I recommend using UUID.randomUUID(), then splitting it into longs using getLeastSignificantBits() and getMostSignificantBits()
If you want predictable, they aren't random. That breaks your "Target" requirement of being "safe" and devolves into a simple shared secret between two servers.
You can get something that looks sort of random but is predicatable by using the characteristics of prime integers where you build a set of integers by starting with I (some specific integer) and add the first prime number and then modulo by the 2nd prime number. (In truth the first and second numbers only have to be relatively prime--meaning they have no common prime factors--not counting 1, in case you call that a factor.
If you repeat the process of adding and doing the modulo, you will get a set of numbers that you can repeatably reproduce and they are ordered in the sense that taking any member of the set, adding the first prime and doing the modulo by the 2nd prime, you will always get the same result.
Finally, if the 1st prime number is large relative to the second one, the sequence is not easily predictable by humans and seems sort of random.
For example, 1st prime = 7, 2nd prime = 5 (Note that this shows how it works but is not useful in real life)
Start with 2. Add 7 to get 9. Modulo 5 to get 4.
4 plus 7 = 11. Modulo 5 = 1.
Sequence is 2, 4, 1, 3, 0 and then it repeats.
Now for real life generation of numbers that seem random.

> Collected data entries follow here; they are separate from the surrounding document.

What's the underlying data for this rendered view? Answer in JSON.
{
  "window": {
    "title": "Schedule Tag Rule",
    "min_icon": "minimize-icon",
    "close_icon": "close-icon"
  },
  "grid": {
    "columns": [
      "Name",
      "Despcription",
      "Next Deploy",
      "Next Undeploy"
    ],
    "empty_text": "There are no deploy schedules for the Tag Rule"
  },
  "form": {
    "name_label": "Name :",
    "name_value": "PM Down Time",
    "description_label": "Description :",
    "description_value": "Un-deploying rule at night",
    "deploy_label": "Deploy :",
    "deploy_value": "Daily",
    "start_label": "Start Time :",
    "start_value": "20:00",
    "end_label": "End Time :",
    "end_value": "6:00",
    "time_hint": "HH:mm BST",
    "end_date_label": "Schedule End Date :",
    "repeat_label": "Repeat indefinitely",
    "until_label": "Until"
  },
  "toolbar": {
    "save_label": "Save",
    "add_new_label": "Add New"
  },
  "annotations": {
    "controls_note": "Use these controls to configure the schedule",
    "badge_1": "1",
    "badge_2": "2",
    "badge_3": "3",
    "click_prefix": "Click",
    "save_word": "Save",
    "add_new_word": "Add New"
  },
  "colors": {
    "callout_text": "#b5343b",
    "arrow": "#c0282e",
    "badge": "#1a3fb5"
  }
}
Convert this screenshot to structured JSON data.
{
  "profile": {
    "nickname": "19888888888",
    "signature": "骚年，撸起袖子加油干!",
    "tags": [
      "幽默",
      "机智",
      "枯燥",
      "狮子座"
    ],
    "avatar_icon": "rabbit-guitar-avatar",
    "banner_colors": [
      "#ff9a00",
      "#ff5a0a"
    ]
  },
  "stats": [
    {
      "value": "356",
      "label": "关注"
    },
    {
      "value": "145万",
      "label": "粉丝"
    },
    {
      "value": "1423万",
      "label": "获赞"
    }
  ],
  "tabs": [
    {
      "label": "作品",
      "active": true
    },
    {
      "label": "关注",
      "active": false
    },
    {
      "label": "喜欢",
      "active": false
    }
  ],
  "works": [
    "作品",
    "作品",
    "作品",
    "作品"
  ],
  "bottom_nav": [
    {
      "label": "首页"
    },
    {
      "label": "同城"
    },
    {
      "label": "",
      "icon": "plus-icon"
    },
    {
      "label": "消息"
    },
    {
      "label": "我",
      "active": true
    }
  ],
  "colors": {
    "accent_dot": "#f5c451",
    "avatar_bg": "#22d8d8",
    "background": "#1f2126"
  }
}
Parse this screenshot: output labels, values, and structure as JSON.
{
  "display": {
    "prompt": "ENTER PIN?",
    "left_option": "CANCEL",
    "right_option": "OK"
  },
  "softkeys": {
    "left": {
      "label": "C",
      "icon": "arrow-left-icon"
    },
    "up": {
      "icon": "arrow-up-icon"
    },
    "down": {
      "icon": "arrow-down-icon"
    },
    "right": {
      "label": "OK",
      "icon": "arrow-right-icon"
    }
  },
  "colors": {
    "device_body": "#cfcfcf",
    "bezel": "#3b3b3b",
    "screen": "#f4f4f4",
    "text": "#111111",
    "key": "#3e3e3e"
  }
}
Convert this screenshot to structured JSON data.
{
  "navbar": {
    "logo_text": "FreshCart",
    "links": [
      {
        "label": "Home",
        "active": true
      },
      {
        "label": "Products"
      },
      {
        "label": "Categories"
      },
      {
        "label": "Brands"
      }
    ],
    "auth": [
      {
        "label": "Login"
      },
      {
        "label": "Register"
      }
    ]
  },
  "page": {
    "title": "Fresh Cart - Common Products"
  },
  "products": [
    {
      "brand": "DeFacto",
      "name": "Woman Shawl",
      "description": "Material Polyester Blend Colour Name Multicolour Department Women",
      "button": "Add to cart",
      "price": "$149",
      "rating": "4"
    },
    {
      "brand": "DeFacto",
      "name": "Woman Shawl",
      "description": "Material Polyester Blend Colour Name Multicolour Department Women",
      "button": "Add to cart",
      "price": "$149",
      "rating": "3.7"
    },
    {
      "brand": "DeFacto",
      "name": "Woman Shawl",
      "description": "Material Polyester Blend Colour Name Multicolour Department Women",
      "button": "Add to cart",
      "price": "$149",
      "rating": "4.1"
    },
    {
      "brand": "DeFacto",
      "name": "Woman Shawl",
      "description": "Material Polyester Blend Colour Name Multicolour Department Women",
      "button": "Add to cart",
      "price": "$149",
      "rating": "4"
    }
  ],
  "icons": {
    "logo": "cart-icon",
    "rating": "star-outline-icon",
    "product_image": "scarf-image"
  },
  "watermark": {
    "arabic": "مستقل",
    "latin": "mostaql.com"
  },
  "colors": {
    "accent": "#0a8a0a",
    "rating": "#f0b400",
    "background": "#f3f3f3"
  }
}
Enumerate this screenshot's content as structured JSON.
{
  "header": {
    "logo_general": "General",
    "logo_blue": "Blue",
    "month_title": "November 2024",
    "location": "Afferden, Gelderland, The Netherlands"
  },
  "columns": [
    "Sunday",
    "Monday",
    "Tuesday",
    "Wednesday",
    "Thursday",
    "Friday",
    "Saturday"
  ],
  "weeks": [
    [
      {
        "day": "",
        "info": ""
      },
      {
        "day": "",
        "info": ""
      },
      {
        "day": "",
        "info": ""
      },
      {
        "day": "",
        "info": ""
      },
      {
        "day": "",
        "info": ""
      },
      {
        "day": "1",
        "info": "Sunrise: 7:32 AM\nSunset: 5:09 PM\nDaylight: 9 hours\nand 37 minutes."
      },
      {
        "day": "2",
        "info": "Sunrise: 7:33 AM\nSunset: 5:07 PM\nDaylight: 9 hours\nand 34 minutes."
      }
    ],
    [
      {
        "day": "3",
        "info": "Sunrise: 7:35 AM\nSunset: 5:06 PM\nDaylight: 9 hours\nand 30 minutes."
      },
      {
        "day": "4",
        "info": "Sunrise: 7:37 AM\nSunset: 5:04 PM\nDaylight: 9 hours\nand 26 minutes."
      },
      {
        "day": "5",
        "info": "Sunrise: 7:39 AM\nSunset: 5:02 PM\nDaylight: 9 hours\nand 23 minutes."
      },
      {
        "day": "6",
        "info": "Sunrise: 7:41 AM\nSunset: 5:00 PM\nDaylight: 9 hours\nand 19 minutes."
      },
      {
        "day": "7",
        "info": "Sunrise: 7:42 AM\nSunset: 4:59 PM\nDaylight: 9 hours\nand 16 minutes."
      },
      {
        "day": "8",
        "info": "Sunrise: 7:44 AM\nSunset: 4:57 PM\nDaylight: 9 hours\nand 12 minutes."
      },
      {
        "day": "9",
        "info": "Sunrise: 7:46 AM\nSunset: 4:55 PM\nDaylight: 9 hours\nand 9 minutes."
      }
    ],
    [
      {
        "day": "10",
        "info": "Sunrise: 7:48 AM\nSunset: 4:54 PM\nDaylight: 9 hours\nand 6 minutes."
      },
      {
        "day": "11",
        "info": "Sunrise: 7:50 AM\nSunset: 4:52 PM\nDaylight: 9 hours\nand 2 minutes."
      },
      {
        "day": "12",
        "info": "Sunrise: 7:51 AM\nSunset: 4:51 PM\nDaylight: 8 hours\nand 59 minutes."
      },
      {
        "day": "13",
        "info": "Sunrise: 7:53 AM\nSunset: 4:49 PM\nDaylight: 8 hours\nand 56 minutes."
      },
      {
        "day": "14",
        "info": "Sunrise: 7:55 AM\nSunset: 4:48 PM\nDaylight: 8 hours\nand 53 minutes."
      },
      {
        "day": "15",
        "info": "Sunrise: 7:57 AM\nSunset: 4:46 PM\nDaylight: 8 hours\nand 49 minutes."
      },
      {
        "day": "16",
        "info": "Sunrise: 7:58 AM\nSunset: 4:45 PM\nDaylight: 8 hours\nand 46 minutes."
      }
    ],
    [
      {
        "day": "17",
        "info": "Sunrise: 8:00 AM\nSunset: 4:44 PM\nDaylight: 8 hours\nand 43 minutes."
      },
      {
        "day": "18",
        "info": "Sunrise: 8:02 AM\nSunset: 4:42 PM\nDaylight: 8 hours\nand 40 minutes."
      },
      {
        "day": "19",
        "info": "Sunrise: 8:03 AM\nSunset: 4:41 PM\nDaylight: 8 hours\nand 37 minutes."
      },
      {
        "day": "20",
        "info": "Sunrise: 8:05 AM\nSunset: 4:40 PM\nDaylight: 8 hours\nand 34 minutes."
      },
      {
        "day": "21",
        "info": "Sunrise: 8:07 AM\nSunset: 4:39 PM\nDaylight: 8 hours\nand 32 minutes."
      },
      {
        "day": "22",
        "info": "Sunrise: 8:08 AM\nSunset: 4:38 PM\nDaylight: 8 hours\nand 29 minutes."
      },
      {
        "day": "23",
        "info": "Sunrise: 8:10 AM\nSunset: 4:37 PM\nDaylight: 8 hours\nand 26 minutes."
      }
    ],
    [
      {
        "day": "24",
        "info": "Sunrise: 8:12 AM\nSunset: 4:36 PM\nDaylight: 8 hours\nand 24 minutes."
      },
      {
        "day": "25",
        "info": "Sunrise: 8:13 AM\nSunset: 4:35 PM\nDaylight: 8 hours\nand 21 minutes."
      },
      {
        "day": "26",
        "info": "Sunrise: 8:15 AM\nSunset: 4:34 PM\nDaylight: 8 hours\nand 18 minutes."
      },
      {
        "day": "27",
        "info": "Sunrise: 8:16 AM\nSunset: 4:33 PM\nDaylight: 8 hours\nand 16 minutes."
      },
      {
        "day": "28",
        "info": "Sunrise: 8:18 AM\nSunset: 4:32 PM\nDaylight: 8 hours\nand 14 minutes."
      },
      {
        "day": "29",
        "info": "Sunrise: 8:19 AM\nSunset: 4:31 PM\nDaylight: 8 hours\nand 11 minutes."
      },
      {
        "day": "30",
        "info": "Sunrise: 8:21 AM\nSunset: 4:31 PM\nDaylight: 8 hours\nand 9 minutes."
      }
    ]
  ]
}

The relatively prime numbers are 91193 and 65536. (I chose the 2nd one because it is a power of 2 so all modulo-ed values can fit in 16 bits.)
int first = 91193;
int modByLogicalAnd = 0xFFFF;
int nonRandomNumber = 2345; // Use something else
for (int i = 0; i < 1000 ; ++i) {
nonRandomNumber += first;
nonRandomNumber &= modByLogicalAnd;
// print it here
}
Each iteration generates 2 bytes of sort of random numbers. You can pack several of them into a buffer if you need larger random "strings".
And they are repeatable. Your user can pick the starting point and you can use any prime you want (or, in fact, any number without 2 as a factor).
BTW - Using a power of 2 as the 2nd number makes it more predictable.
Ignoring RNGs that use some physical input (random clock bits, electrical noise, etc) all software RNGs are predicable, given the same starting conditions. They are, after all, (hopefully) deterministic computer programs.
There are some algorithms that intentionally include the physical input (by, eg, sampling the computer clock occasionally) in attempt to prevent predictability, but those are (to my knowledge) the exception.
So any "conventional" RNG, given the same seed and implemented to the same specification, should produce the same sequence of "random" numbers. (This is why a computer RNG is more properly called a "pseudo-random number generator".)
The fact that an RNG can be seeded with a previously-used seed and reproduce a "known" sequence of numbers does not make the RNG any less secure than one where your are somehow prevented from seeding it (though it may be less secure than the fancy algorithms that reseed themselves at intervals). And the ability to do this -- to reproduce the same sequence again and again is not only extraordinarily useful in testing, it has some "real life" applications in encryption and other security applications. (In fact, an encryption algorithm is, in essence, simply a reproducible random number generator.)